Wednesday, April 28, 2010

Romanesque Architecture

Romanesque meaning “romanlike” can be seen in the barrel and groin vaults based on the round arch resembling Roman architecture. This distinguished them from earlier medieval timber-roofed structures and Gothic churches with vaults resting on pointed arches. Although Romanesque architecture varied, most architectures has stone vaults. Almost all Romanesque buildings manifest a new, widely shared methods of architectural thinking, a new logic of design and construction. While being constructed with ashlar masonry combining two traditions. French Romanesque architecture uses large blocks of stone to construct the walls of their buildings and used timber for the roofs. They also used brick and brick like blocks of stone to cover the nave and aisles with vaults. In the Ottonian era, the wooden roofed churches were three story high. Motifs that were exclusive to the Romanesque architecture were vegetal ornaments, lions and other quadrupeds. Wooden roofs were replaced with masonry vaults in 1060 to keep the fire hazard down. Cylindrical piers support barrel vaults in the nave’s axis. Separated by the transverse arches, the nave’s are in bays.

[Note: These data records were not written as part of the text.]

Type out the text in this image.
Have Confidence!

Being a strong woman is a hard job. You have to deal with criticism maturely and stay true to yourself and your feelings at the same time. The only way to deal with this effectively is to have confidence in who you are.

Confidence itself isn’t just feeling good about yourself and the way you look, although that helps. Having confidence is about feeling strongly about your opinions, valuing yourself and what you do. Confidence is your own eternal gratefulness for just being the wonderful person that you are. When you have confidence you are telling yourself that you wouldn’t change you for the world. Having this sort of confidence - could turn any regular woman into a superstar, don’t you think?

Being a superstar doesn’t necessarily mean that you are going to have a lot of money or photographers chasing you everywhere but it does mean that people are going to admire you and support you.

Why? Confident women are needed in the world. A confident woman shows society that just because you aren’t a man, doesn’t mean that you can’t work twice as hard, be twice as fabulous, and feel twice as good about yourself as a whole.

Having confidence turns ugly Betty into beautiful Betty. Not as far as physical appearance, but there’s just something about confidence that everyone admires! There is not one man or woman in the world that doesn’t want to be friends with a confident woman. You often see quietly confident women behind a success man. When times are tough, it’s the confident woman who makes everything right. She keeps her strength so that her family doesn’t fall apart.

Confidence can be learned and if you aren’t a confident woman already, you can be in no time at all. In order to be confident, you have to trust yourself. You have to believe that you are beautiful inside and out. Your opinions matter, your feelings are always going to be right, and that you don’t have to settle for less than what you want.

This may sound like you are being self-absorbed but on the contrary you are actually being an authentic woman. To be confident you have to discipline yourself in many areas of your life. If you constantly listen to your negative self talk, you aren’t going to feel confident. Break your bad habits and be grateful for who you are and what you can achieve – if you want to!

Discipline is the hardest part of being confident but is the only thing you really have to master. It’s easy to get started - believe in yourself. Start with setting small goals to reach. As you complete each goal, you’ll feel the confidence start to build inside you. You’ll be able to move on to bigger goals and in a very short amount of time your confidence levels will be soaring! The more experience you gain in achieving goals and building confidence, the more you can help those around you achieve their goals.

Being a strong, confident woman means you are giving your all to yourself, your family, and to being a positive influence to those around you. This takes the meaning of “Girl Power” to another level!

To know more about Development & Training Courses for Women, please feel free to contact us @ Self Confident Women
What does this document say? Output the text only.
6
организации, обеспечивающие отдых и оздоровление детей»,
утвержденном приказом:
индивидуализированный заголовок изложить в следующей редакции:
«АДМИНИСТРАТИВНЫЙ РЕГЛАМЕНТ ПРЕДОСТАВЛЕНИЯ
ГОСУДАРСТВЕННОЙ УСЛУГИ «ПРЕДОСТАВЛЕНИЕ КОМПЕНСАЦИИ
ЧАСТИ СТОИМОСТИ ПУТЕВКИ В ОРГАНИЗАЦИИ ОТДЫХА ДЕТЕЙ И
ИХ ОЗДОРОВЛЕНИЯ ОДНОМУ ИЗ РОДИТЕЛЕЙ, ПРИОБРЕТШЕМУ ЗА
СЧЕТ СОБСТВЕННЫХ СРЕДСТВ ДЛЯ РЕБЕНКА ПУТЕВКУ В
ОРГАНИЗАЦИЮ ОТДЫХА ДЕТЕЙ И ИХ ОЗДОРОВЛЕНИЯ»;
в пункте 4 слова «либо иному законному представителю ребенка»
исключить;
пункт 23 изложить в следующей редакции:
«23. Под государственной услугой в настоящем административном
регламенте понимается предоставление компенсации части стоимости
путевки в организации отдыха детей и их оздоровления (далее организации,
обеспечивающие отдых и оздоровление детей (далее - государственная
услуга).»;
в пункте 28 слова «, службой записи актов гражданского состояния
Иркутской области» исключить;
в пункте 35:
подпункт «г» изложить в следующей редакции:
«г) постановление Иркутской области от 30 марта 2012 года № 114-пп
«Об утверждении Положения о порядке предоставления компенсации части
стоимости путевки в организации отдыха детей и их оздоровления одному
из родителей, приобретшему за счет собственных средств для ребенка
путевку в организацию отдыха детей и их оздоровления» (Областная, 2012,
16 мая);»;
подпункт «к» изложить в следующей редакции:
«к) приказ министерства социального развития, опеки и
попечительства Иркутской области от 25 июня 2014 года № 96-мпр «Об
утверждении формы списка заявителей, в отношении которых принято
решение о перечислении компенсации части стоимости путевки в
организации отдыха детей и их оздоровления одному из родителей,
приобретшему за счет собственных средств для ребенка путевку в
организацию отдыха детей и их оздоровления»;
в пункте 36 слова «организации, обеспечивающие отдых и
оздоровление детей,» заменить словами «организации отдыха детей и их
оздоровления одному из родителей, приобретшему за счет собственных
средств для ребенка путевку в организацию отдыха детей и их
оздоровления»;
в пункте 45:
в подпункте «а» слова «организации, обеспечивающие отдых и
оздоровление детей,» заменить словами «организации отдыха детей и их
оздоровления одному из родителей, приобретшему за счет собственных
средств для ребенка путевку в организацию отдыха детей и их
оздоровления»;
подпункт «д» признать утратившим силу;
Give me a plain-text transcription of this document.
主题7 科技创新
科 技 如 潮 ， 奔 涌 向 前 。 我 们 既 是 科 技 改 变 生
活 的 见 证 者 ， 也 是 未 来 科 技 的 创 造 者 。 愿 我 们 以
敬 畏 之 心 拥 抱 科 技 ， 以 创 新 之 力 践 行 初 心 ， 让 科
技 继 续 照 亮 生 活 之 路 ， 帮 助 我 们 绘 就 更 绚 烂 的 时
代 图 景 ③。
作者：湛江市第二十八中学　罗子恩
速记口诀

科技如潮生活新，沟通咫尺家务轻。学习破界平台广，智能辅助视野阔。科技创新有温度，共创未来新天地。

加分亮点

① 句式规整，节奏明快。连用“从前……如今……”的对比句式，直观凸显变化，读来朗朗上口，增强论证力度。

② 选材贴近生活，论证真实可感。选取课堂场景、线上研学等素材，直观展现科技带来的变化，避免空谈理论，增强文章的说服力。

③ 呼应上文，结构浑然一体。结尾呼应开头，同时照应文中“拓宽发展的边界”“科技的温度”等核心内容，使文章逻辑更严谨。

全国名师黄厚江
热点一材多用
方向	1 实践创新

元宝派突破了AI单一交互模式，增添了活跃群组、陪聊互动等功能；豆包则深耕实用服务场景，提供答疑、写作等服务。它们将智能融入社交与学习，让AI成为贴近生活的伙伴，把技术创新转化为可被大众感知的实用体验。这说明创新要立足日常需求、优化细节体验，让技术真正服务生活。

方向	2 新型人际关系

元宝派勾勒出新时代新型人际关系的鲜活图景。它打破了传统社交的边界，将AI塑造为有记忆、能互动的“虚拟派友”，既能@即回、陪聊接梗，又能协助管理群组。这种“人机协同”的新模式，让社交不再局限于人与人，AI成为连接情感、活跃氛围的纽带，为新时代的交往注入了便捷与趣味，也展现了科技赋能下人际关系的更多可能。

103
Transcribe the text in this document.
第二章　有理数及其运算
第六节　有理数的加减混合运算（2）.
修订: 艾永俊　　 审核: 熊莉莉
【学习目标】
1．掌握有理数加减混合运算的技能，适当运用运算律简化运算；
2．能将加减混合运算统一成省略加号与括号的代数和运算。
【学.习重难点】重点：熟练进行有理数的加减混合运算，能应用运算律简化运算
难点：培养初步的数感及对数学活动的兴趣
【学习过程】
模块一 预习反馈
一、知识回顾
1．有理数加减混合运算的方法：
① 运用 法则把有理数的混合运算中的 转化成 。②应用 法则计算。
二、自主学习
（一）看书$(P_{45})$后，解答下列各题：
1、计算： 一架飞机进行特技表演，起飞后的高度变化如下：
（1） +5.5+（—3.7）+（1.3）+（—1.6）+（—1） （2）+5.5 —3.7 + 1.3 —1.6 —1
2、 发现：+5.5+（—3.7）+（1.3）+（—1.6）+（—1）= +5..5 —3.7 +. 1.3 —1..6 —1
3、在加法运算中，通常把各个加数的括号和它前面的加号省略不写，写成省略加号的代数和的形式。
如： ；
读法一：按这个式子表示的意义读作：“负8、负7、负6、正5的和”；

In Vignory , the aisles are almost as tall as the nave and are covered by groin vaults that help buttress the barrel vaults. The vaults were placed geometrically precise to support the weight of the towering roof above. Most of the Romanesque buildings were very dark due to lack of light from the barrel vault construction. Thanks to the Vikings, the Normans quickly developed a distinctive Romanesque architectural style that became the major source of French Gothic architecture.